Velayet kararları kesin ve değişmez değildir. Türk Medeni Kanunu’na göre, değişen koşullar göz önünde bulundurularak, hakim velayet düzenlemesini değiştirebilir. Çocuğun isteği, bu değişiklik kararlarında önemli bir faktör olabilir.

Velayet Davasında Pedagog Ne Sorar?

Pedagoglar, velayet davalarında anne-baba ile görüşmelerinde, boşanma sonrası hayat düzeni, mali durum ve çocukla ilişkileri hakkında sorular sorar. Pedagog, çocuğun velayetini almak isteyip istemediklerini ve çocuğun üstün yararını sağlayacak koşulları değerlendirir.

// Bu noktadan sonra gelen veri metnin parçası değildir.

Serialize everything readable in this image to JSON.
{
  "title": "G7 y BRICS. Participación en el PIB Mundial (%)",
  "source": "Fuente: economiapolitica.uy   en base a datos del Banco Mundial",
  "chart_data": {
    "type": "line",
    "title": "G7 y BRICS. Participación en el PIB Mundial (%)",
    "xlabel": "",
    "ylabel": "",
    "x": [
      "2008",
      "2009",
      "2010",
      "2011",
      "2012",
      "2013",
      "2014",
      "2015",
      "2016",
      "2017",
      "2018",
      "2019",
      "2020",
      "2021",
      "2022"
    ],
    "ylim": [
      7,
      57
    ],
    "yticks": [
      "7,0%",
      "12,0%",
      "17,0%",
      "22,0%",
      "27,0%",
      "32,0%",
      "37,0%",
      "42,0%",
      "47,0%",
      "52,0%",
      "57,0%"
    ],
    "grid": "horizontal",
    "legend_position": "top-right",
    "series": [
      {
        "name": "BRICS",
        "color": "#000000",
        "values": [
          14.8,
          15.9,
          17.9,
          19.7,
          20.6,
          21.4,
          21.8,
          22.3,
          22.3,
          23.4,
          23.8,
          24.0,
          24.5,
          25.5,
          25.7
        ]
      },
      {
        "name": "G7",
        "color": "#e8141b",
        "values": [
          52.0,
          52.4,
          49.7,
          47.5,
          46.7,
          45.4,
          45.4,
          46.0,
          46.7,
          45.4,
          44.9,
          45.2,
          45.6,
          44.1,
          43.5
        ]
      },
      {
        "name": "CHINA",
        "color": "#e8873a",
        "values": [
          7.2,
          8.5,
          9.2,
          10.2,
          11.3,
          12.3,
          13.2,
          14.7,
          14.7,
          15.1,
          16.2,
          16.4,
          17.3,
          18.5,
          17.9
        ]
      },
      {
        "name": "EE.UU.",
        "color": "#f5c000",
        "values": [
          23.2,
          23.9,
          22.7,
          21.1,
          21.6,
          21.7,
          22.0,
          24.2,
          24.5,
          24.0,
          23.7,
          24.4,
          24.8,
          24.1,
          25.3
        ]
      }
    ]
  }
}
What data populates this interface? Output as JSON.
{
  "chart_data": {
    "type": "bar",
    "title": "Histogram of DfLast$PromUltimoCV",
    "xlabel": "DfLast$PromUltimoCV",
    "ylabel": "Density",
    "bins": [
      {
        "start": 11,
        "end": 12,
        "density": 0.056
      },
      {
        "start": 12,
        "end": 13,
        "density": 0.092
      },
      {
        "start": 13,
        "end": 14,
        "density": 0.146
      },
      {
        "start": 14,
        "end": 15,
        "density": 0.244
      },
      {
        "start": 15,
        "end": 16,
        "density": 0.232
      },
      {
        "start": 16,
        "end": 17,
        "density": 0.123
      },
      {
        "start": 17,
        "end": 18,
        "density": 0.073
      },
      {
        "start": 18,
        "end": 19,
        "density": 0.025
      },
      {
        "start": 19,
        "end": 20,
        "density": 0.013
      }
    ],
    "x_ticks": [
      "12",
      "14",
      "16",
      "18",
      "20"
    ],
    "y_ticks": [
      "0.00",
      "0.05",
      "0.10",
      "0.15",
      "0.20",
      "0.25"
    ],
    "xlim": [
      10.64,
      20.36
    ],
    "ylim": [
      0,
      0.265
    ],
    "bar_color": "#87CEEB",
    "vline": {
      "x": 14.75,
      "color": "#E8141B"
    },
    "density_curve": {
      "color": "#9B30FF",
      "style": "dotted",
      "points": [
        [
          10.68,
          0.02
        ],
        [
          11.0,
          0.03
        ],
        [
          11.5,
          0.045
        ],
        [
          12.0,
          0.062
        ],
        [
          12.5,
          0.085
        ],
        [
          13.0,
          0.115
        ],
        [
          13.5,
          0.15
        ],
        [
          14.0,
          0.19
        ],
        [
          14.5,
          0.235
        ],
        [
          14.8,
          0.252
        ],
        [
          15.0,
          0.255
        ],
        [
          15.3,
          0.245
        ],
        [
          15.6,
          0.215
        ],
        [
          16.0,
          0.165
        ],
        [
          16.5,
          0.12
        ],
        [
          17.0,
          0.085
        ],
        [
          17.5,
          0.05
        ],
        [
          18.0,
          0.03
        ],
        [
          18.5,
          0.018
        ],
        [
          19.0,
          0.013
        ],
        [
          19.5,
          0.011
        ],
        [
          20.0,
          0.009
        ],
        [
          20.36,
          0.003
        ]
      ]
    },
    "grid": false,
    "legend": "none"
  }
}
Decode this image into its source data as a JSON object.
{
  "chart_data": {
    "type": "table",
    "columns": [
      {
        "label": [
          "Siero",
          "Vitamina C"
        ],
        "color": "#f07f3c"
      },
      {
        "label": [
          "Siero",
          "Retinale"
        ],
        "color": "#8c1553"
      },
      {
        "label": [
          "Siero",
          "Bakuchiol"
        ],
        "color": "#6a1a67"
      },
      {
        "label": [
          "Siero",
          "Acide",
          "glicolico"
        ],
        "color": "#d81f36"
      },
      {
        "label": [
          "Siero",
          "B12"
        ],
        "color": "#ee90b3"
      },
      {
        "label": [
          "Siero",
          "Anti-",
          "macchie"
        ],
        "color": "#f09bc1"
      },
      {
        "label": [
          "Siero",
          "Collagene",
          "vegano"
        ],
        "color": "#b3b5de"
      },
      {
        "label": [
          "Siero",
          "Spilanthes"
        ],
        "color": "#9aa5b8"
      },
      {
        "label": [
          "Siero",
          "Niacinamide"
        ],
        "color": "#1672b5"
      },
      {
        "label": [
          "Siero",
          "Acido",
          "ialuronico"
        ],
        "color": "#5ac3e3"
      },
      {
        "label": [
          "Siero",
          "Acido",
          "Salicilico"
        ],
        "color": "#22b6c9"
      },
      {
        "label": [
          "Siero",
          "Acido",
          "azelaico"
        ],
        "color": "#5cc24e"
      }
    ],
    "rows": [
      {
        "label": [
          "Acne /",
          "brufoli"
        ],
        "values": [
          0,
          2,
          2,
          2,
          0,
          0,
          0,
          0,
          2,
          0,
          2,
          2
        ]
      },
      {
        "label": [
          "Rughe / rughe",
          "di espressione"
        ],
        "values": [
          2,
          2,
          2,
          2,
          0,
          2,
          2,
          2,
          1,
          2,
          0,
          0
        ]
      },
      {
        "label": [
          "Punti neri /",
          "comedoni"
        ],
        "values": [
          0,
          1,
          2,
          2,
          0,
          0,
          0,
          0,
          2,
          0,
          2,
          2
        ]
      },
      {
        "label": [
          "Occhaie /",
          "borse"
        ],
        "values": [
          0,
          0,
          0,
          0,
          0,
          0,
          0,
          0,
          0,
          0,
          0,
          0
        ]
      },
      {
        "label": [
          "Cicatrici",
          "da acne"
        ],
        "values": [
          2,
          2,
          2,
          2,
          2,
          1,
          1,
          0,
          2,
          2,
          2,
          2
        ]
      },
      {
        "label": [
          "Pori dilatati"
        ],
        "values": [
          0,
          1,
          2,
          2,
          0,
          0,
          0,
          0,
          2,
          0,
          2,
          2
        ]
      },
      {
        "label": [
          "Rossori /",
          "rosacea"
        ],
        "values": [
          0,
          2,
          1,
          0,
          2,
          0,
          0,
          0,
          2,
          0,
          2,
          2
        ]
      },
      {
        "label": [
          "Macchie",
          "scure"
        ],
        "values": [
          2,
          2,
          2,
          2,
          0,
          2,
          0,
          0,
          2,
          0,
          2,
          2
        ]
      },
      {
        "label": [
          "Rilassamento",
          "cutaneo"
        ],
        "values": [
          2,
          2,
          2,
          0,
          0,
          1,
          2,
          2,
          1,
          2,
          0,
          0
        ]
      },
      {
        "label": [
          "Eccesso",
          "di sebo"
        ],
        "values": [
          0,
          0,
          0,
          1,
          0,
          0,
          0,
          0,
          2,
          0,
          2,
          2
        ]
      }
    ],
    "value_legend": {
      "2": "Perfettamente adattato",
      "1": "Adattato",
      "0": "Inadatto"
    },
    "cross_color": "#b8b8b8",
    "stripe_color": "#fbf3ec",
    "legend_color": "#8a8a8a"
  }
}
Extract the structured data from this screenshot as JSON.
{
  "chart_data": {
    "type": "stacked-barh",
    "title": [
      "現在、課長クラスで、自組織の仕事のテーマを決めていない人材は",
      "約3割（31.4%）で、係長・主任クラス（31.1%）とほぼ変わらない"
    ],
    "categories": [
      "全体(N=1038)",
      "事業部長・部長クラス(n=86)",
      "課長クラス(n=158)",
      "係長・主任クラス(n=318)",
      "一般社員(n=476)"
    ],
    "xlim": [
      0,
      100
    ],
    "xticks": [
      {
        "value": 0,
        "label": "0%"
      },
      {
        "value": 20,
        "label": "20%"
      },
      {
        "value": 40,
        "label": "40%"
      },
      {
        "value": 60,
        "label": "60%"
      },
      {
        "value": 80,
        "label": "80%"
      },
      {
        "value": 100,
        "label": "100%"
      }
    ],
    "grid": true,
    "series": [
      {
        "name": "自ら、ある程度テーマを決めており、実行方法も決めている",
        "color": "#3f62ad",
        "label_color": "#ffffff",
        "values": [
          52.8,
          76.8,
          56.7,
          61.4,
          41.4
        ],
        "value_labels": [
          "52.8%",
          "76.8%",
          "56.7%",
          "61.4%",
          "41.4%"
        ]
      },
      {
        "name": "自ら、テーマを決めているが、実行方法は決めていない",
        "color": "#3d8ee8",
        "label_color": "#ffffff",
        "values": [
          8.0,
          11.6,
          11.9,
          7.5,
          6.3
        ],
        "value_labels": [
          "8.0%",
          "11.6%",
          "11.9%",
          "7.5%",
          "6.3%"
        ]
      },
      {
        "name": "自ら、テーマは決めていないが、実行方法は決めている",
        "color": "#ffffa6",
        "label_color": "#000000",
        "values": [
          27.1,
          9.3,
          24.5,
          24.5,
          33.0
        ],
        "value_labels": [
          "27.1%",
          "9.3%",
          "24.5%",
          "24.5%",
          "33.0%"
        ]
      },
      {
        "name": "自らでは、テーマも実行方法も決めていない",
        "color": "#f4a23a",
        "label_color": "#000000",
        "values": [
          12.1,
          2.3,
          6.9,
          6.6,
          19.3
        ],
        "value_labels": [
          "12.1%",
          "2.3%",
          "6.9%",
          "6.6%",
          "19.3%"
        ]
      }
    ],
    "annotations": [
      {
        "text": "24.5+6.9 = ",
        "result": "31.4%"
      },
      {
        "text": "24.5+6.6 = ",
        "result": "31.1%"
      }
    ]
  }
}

Mahkeme Çocuğu Kaç Yaşına Kadar Anneye Verir?

Çocukların velayeti, yasal olarak belirli bir yaşa göre anneye ya da babaya verilmez. Çocuğun üstün yararı gözetilerek, herhangi bir yaşta velayet babaya da verilebilir. Ancak, genellikle 0-7 yaş arası çocuklar için annenin velayeti tercih edilir.

Velayet Hangi Durumlarda Babaya Verilir?

Çocuğun sağlığı, eğitimi veya ahlakı açısından tehlike oluşturan durumlar söz konusu olduğunda, çocuğun üstün yararı babanın velayetine işaret ediyorsa, çocuğun kendisi babayla yaşamak istediğini beyan etmişse veya annenin velayet görevini kötüye kullandığı tespit edilirse, velayet babaya verilebilir.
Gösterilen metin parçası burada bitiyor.